Öko-Betriebe können nicht erfolgreich gegen die Ausstrahlung illegal gemachter und an die Medien weitergegebener Filmaufnahmen über kritikwürdige Hühnerhaltung vorgehen. Die Verbreitung der Filmaufnahmen durch die Medien stelle keine Rechtsverletzung gegenüber den Betrieben dar, erläuterte der Bundesgerichtshof im Urteil vom 10.4.2018, da in einem solchen Fall das Informationsinteresse der Öffentlichkeit vorrangig sei.

Die Klägerin ist ein Erzeugerzusammenschluss von elf ökologisch arbeitenden landwirtschaftlichen Betrieben. In den Nächten vom 11./12. Mai und 12./13. Mai 2012 drang ein Tierschützer in die Hühnerställe von zwei der in der Klägerin zusammengeschlossenen Betriebe ein und fertigte dort Filmaufnahmen. Die Aufnahmen zeigen auch Hühner mit unvollständigem Federkleid und tote Hühner. Der Tierschützer überließ die Aufnahmen der Beklagten, die sie am 3.9.2012 in der Reihe ARD Exklusiv unter dem Titel „Wie billig kann Bio sein?“ beziehungsweise am 18.9.2012 im Rahmen der Sendung „FAKT“ unter dem Titel „Biologische Tierhaltung und ihre Schattenseiten“ ausstrahlte. Das Landgericht verurteilte die Beklagte, es zu unterlassen, im Einzelnen näher bezeichnete Bildaufnahmen zu verbreiten, die verpackte Waren, tote Hühner oder solche, die ein unvollständiges Federkleid haben, eine umzäunte Auslauffläche und die Innenaufnahme eines Hühnerstalls zeigen. Nach dem die Berufung der Beklagten erfolglos war, legte sie Revision ein.

Der Bundesgerichtshof hat der Revision stattgegeben und die Klage abgewiesen. Die Verbreitung der Filmaufnahmen verletze weder das Unternehmerpersönlichkeitsrecht der Klägerin noch ihr Recht am eingerichteten und ausgeübten Gewerbebetrieb. Zwar seien die Filmaufnahmen – die eine Massentierhaltung dokumentieren und tote oder nur mit unvollständigem Federkleid versehene Hühner zeigen – geeignet, das Ansehen und den wirtschaftlichen Ruf der Klägerin in der Öffentlichkeit zu beeinträchtigen. Auch würde die Ausstrahlung der nicht genehmigten Filmaufnahmen das Interesse der Klägerin berühren, ihre innerbetriebliche Sphäre vor der Öffentlichkeit geheim zu halten. Diese Beeinträchtigungen seien aber nicht rechtswidrig.

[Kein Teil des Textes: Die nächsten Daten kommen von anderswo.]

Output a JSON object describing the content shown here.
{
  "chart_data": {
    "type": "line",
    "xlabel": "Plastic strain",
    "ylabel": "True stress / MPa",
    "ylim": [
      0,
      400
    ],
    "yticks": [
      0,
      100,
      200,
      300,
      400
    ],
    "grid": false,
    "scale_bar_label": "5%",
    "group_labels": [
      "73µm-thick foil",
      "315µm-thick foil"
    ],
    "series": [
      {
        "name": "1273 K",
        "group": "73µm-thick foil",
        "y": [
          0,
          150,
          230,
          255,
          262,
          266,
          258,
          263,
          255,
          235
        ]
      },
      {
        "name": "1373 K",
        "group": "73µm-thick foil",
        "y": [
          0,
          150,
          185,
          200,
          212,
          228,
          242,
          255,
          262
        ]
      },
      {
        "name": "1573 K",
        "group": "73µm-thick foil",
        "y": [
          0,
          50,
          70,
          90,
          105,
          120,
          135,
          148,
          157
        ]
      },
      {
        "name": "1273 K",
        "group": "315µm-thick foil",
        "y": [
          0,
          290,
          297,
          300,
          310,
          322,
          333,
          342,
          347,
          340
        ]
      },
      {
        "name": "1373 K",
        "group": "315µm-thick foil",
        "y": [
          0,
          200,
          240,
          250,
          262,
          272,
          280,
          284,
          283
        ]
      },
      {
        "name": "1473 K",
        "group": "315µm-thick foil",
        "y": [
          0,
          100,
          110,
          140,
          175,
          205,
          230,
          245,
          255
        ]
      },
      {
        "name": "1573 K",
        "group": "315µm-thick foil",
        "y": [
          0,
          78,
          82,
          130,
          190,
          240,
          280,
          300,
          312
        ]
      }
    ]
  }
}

Das von der Beklagten verfolgte Informationsinteresse der Öffentlichkeit und ihr Recht auf Meinungs- und Medienfreiheit überwögen das Interesse der Klägerin am Schutz ihres sozialen Geltungsanspruchs und ihre unternehmensbezogenen Interessen. Dies gelte trotz des Umstands, dass die veröffentlichten Filmaufnahmen rechtswidrig hergestellt worden seien. Die Beklagte hätte sich an dem vom Tierschützer begangenen Hausfriedensbruch nicht beteiligt. Mit den beanstandeten Aufnahmen würden auch keine Betriebs- oder Geschäftsgeheimnisse der Klägerin offenbart. Die Aufnahmen dokumentierten vielmehr nur die Art der Hühnerhaltung. An einer näheren Information über diese Umstände habe die Öffentlichkeit grundsätzlich ein berechtigtes Interesse.

Die Filmaufnahmen transportierten keine unwahren Tatsachenbehauptungen, sondern gäben die tatsächlichen Verhältnisse in den beiden Ställen zutreffend wieder. Mit der Ausstrahlung der Filmaufnahmen hätte die Beklagte einen Beitrag zum geistigen Meinungskampf in einer die Öffentlichkeit wesentlich berührenden Frage geleistet. Die Filmberichterstattung setze sich unter den Gesichtspunkten der Verbraucherinformation und der Tierhaltung kritisch mit der Massenproduktion von Bio-Erzeugnissen auseinander und zeige die Diskrepanz zwischen den nach Vorstellung vieler Verbraucher gegebenen, von Erzeugern oder Erzeugerzusammenschlüssen wie der Klägerin herausgestellten hohen ethischen Produktionsstandards einerseits und den tatsächlichen Produktionsumständen andererseits auf. Es entspreche der Aufgabe der Presse als „Wachhund der Öffentlichkeit“, sich mit diesen Gesichtspunkten zu befassen und die Öffentlichkeit zu informieren. Die Funktion der Presse sei nicht auf die Aufdeckung von Straftaten oder Rechtsbrüchen beschränkt.